The Los Angeles Lakers may be ready to go all in for the summer of 2014. After letting Dwight Howard slip through their fingers, the Lakers aren’t committing to any contracts beyond this season, as they reportedly are prepared to make a run at possible free agents LeBron James and Carmelo Anthony next summer.

According to ESPN, the Lakers are ready to court both James and Anthony should the two perennial All-Stars exercise the player options in their current contracts and become free agents. With Kobe Bryant already on board, a possible union between the three would trump James’ current “Big Three” in Miami featuring himself, Dwyane Wade and Chris Bosh. While that super-team is nothing but speculation for the time being, could the three superstars even co-exist? Perry Green and Stephen D. Riley debate of the AFRO Sports Desk debate the question.

Riley: I don’t know what would happen to Kobe if the Lakers brought James and Anthony on board. But if he were to team up with those three—and you know the Lakers have the finances to afford them—I have to imagine that it would work. With Kobe on his last legs but still in great shape, James and Anthony would do the heavy lifting with Bryant tossing in the extra seasoning. James has always been an unselfish distributor of the ball, so there would be enough shots to go around. I can see a scenario where Anthony would be the main point-scorer with James orchestrating the offense and Bryant attacking as the third scorer, extending his career a little longer. It could work, but will it happen? That’s a different question.
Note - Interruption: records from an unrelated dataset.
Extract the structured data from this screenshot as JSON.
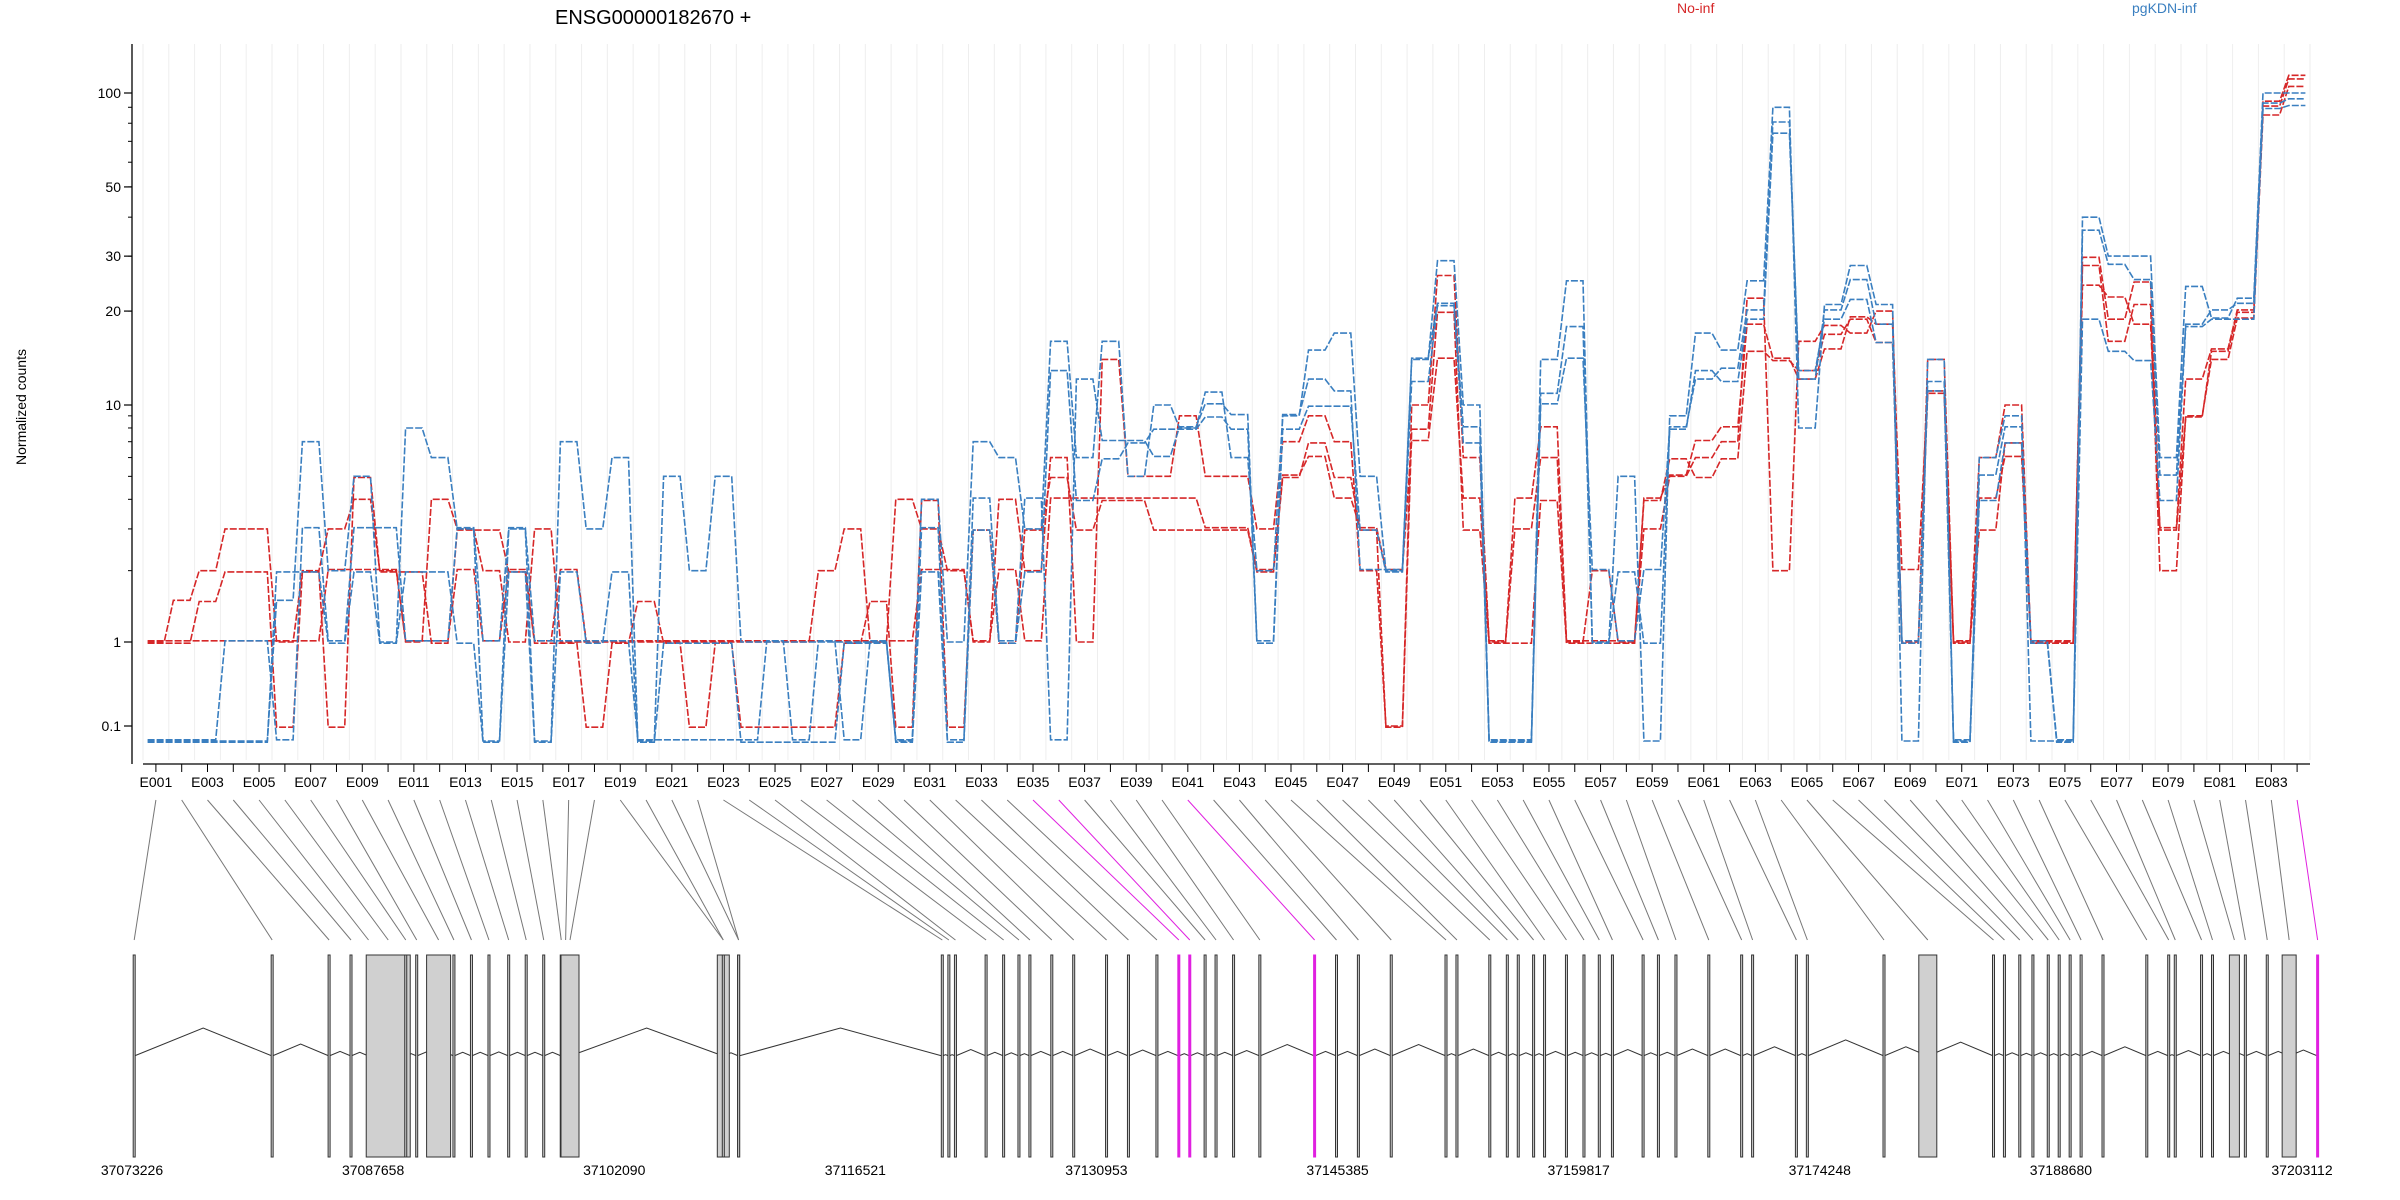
{
  "chart_data": {
    "type": "line",
    "title": "ENSG00000182670 +",
    "ylabel": "Normalized counts",
    "y_scale": "log",
    "y_ticks": [
      "100",
      "50",
      "30",
      "20",
      "10",
      "1",
      "0.1"
    ],
    "legend": {
      "placement": "top",
      "entries": [
        {
          "label": "No-inf",
          "color": "#d62728"
        },
        {
          "label": "pgKDN-inf",
          "color": "#3a7fc0"
        }
      ]
    },
    "x_tick_labels": [
      "E001",
      "E003",
      "E005",
      "E007",
      "E009",
      "E011",
      "E013",
      "E015",
      "E017",
      "E019",
      "E021",
      "E023",
      "E025",
      "E027",
      "E029",
      "E031",
      "E033",
      "E035",
      "E037",
      "E039",
      "E041",
      "E043",
      "E045",
      "E047",
      "E049",
      "E051",
      "E053",
      "E055",
      "E057",
      "E059",
      "E061",
      "E063",
      "E065",
      "E067",
      "E069",
      "E071",
      "E073",
      "E075",
      "E077",
      "E079",
      "E081",
      "E083"
    ],
    "genomic_axis_labels": [
      "37073226",
      "37087658",
      "37102090",
      "37116521",
      "37130953",
      "37145385",
      "37159817",
      "37174248",
      "37188680",
      "37203112"
    ],
    "highlighted_exons": [
      "E035",
      "E036",
      "E041",
      "E084"
    ],
    "highlight_color": "#e020e0",
    "exon_count": 84,
    "series": [
      {
        "name": "No-inf",
        "color": "#d62728",
        "values": [
          1,
          1,
          1,
          1,
          1,
          1,
          1,
          2,
          2,
          2,
          1,
          1,
          2,
          1,
          2,
          1,
          2,
          1,
          1,
          1,
          1,
          1,
          1,
          1,
          1,
          1,
          1,
          1,
          1,
          1,
          2,
          2,
          1,
          2,
          1,
          4,
          4,
          4,
          4,
          4,
          4,
          3,
          3,
          2,
          5,
          6,
          4,
          3,
          2,
          7,
          14,
          4,
          1,
          4,
          8,
          1,
          1,
          1,
          4,
          5,
          7,
          8,
          18,
          14,
          12,
          15,
          19,
          18,
          2,
          11,
          1,
          4,
          6,
          1,
          1,
          24,
          22,
          18,
          3,
          12,
          15,
          20,
          90,
          110
        ]
      },
      {
        "name": "No-inf",
        "color": "#d62728",
        "values": [
          1,
          1.5,
          2,
          3,
          3,
          1,
          2,
          3,
          4,
          2,
          1,
          4,
          3,
          2,
          1,
          3,
          1,
          1,
          1,
          1,
          1,
          1,
          1,
          1,
          1,
          1,
          2,
          3,
          1,
          4,
          3,
          2,
          1,
          4,
          2,
          6,
          1,
          14,
          5,
          5,
          9,
          5,
          5,
          3,
          7,
          9,
          7,
          2,
          0.1,
          10,
          26,
          6,
          1,
          3,
          6,
          1,
          2,
          1,
          3,
          5,
          6,
          7,
          22,
          2,
          16,
          18,
          17,
          20,
          1,
          14,
          1,
          6,
          10,
          1,
          1,
          28,
          16,
          21,
          2,
          9,
          14,
          19,
          85,
          105
        ]
      },
      {
        "name": "No-inf",
        "color": "#d62728",
        "values": [
          1,
          1,
          1.5,
          2,
          2,
          0.1,
          2,
          0.1,
          5,
          2,
          2,
          1,
          3,
          3,
          2,
          1,
          1,
          0.1,
          1,
          1.5,
          1,
          0.1,
          1,
          0.1,
          0.1,
          0.1,
          0.1,
          1,
          1.5,
          0.1,
          4,
          0.1,
          3,
          1,
          3,
          5,
          3,
          4,
          4,
          3,
          3,
          3,
          3,
          2,
          5,
          7,
          5,
          3,
          0.1,
          8,
          20,
          3,
          1,
          1,
          4,
          1,
          1,
          1,
          4,
          6,
          5,
          6,
          15,
          14,
          13,
          17,
          19,
          16,
          1,
          11,
          1,
          3,
          7,
          1,
          1,
          30,
          19,
          25,
          3,
          9,
          15,
          20,
          95,
          115
        ]
      },
      {
        "name": "pgKDN-inf",
        "color": "#3a7fc0",
        "values": [
          0.08,
          0.08,
          0.08,
          1,
          1,
          0.08,
          3,
          1,
          3,
          3,
          1,
          1,
          3,
          1,
          3,
          1,
          1,
          1,
          1,
          0.08,
          0.08,
          0.08,
          0.08,
          0.08,
          1,
          0.08,
          1,
          0.08,
          1,
          0.08,
          3,
          0.08,
          4,
          1,
          4,
          0.08,
          12,
          7,
          7,
          6,
          8,
          10,
          9,
          1,
          9,
          12,
          11,
          2,
          2,
          14,
          21,
          8,
          0.08,
          0.08,
          10,
          14,
          2,
          1,
          2,
          8,
          12,
          13,
          20,
          80,
          12,
          20,
          25,
          18,
          1,
          11,
          0.08,
          5,
          8,
          1,
          0.08,
          36,
          28,
          25,
          5,
          18,
          20,
          21,
          92,
          95
        ]
      },
      {
        "name": "pgKDN-inf",
        "color": "#3a7fc0",
        "values": [
          0.08,
          0.08,
          0.08,
          0.08,
          0.08,
          1.5,
          7,
          2,
          5,
          1,
          8,
          6,
          3,
          0.08,
          3,
          0.08,
          7,
          3,
          6,
          0.08,
          5,
          2,
          5,
          1,
          1,
          1,
          1,
          1,
          1,
          0.08,
          4,
          1,
          7,
          6,
          3,
          16,
          6,
          16,
          5,
          10,
          8,
          11,
          6,
          2,
          9,
          15,
          17,
          5,
          2,
          14,
          29,
          10,
          0.08,
          0.08,
          14,
          25,
          1,
          5,
          0.08,
          9,
          17,
          15,
          25,
          90,
          8,
          21,
          28,
          21,
          0.08,
          14,
          0.08,
          6,
          9,
          0.08,
          0.08,
          40,
          30,
          30,
          6,
          24,
          19,
          22,
          100,
          100
        ]
      },
      {
        "name": "pgKDN-inf",
        "color": "#3a7fc0",
        "values": [
          0.08,
          0.08,
          0.08,
          0.08,
          0.08,
          2,
          2,
          1,
          2,
          1,
          2,
          2,
          1,
          0.08,
          2,
          0.08,
          2,
          1,
          2,
          0.08,
          1,
          1,
          1,
          0.08,
          0.08,
          0.08,
          0.08,
          1,
          1,
          0.08,
          2,
          0.08,
          3,
          1,
          2,
          13,
          4,
          6,
          7,
          8,
          8,
          9,
          8,
          1,
          8,
          10,
          10,
          3,
          2,
          12,
          21,
          7,
          0.08,
          0.08,
          11,
          18,
          1,
          2,
          1,
          8,
          13,
          12,
          19,
          75,
          13,
          19,
          22,
          16,
          1,
          12,
          0.08,
          4,
          7,
          1,
          0.08,
          19,
          15,
          14,
          4,
          18,
          19,
          19,
          90,
          92
        ]
      }
    ]
  }
}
Green: That would never work. It has bad idea written all over it and the Lakers would be insane to even try such a pairing. You can’t put those three players together and expect endless titles. This “Big Three” nonsense has gotten to the point where teams are just trying to stockpile big names, without even stopping to think whether the pieces work together. It didn’t work for the 2012 Lakers when they signed Steve Nash and Dwight Howard. It didn’t work for the 2003 Lakers when they picked up Karl Malone and Gary Payton, and it wouldn’t work for the 2014 Lakers with Melo and LeBron. It’s unlikely, but they might release Bryant under that scenario, and that maneuver would be the only way that James and Anthony could coexist in Los Angeles.

Riley: I don’t see why it wouldn’t work. James is a natural point guard at heart and I could see Kobe pushing everything to the side and letting the two younger guns take aim at the competition. Kobe’s a smart player. I have to believe he would do whatever it took to get his much-coveted sixth championship ring. All they would need would be a serviceable big man to hold down the paint and rebound, and that trio would terrorize opposing perimeter units. You win in the NBA with athletes and defense and Los Angeles would definitely have enough of both to derail anybody.

Green: Who would be the center? Who would be the point guard? And most importantly, who would be the coach? Sorry to burst your bubble, but no, LeBron has never been a natural point guard at heart. Sure, he’s a great passer, but only because he’s used to being doubled and triple-teamed his entire career. When he arrived in Miami in 2011, he told reporters he has no interest in ever playing the point guard position, so I don’t see him doing it with Melo and Kobe, either. And if you think current head coach Mike D’Antoni would be able to manage all those egos after failed stints in New York, Phoenix and a debacle last year in Los Angeles, then you’re sadly mistaken.

Riley: D’Antoni may not even be the head coach this season, let alone in the 2014-2015 when Melo and LeBron could arrive. Besides, the grouping of Melo, Bron and Kobe would be the perfect scenario to attract Phil Jackson back out of retirement. Jackson only coaches star power, we all know that, and here you have three Olympians, three perennial All-Stars, two NBA champions and two NBA MVPs on the same team. He would take this team to the promised land.

Green: Who says the Lakers’ management even wants Jackson back, though? They had a chance to lure him back last season, and general manager Mitch Kupchak passed. That’s why Dwight Howard left, because he wanted Jackson to coach the team and management wouldn’t budge. The dream of Kobe, Melo and LeBron playing together is exactly what it sounds like: a dream. I think Kobe retiring after next season and LeBron re-signing in Miami is the more realistic scenario. Sorry, Lakers fans, but I’m just not into buying pipe dreams.